Lucy C. Sorensen, Andrea Headley, Stephen B. Holt.

Involvement with the juvenile justice system carries immense personal costs to youth: 30% of detained youth drop out of school (relative to 5% nationally) and 55% are re-arrested within one year. These personal costs are compounded by societal costs – both directly in $214,000 of expenses per confined youth per year – and indirectly in lost social and economic productivity. While much of the extant research on the “school-to-prison pipeline” focuses on school disciplinary practices such as suspension, less attention has been given to understanding the impact of school referrals to the juvenile justice system on students’ relationship with school. Using novel administrative data from North Carolina, we link 3 years of individual educational and disciplinary infraction records to juvenile justice system records to identify the effect of juvenile justice referrals for school-based offenses on student academic and behavioral outcomes.

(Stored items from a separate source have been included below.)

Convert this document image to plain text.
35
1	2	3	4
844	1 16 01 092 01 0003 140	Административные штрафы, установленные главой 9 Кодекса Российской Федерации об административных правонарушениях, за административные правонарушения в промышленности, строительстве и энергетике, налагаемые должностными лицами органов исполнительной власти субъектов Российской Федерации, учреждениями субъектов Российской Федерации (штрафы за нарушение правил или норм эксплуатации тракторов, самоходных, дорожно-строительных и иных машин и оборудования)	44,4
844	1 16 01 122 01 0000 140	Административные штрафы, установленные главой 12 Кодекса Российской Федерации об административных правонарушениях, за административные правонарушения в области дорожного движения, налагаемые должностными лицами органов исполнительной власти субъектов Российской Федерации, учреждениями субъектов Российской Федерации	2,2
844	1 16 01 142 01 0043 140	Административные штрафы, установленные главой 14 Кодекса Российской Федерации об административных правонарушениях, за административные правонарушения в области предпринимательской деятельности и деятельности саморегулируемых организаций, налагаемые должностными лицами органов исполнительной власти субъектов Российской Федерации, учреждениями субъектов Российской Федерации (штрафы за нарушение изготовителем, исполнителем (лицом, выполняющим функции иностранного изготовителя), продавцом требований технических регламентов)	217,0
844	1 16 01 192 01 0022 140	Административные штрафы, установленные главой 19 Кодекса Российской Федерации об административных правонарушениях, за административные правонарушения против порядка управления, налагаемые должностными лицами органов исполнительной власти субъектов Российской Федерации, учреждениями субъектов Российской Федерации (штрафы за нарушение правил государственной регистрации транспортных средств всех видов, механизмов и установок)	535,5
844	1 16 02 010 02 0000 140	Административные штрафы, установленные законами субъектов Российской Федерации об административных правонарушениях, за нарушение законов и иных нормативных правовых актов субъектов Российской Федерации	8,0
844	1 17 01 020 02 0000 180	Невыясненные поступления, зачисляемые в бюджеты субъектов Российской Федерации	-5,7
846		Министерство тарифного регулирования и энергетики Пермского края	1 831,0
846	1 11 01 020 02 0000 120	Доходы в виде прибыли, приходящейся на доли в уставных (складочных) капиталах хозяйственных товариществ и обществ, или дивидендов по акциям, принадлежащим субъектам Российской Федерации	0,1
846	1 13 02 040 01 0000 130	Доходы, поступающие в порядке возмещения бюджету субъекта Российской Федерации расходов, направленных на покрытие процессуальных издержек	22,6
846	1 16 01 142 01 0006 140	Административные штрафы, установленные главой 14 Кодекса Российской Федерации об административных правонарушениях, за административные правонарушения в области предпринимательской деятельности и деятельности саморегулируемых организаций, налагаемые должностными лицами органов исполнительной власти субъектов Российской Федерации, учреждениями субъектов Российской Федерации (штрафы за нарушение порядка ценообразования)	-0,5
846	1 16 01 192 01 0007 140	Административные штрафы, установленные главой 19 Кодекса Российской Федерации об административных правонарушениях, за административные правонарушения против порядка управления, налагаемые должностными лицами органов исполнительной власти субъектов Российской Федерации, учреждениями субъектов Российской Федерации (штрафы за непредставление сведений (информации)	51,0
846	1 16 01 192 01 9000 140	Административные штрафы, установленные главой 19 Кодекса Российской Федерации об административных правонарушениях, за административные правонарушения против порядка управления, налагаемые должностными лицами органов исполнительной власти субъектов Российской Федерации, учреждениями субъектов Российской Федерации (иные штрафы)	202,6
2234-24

We find that, even for the same offense type and circumstance, relative to students only punished for infractions internally in the school, students referred to juvenile justice experience lower academic achievement, increased absenteeism, and are more likely to be involved in future juvenile system contact. We show that these juvenile referrals are not inevitable and instead reflect a series of discretionary choices made by school administrators and law enforcement. Moreover, we examine demographic disparities in school-based referrals to juvenile justice and find that female students, Black students, and economically disadvantaged students are more likely to receive referrals even for the same offense type and circumstances.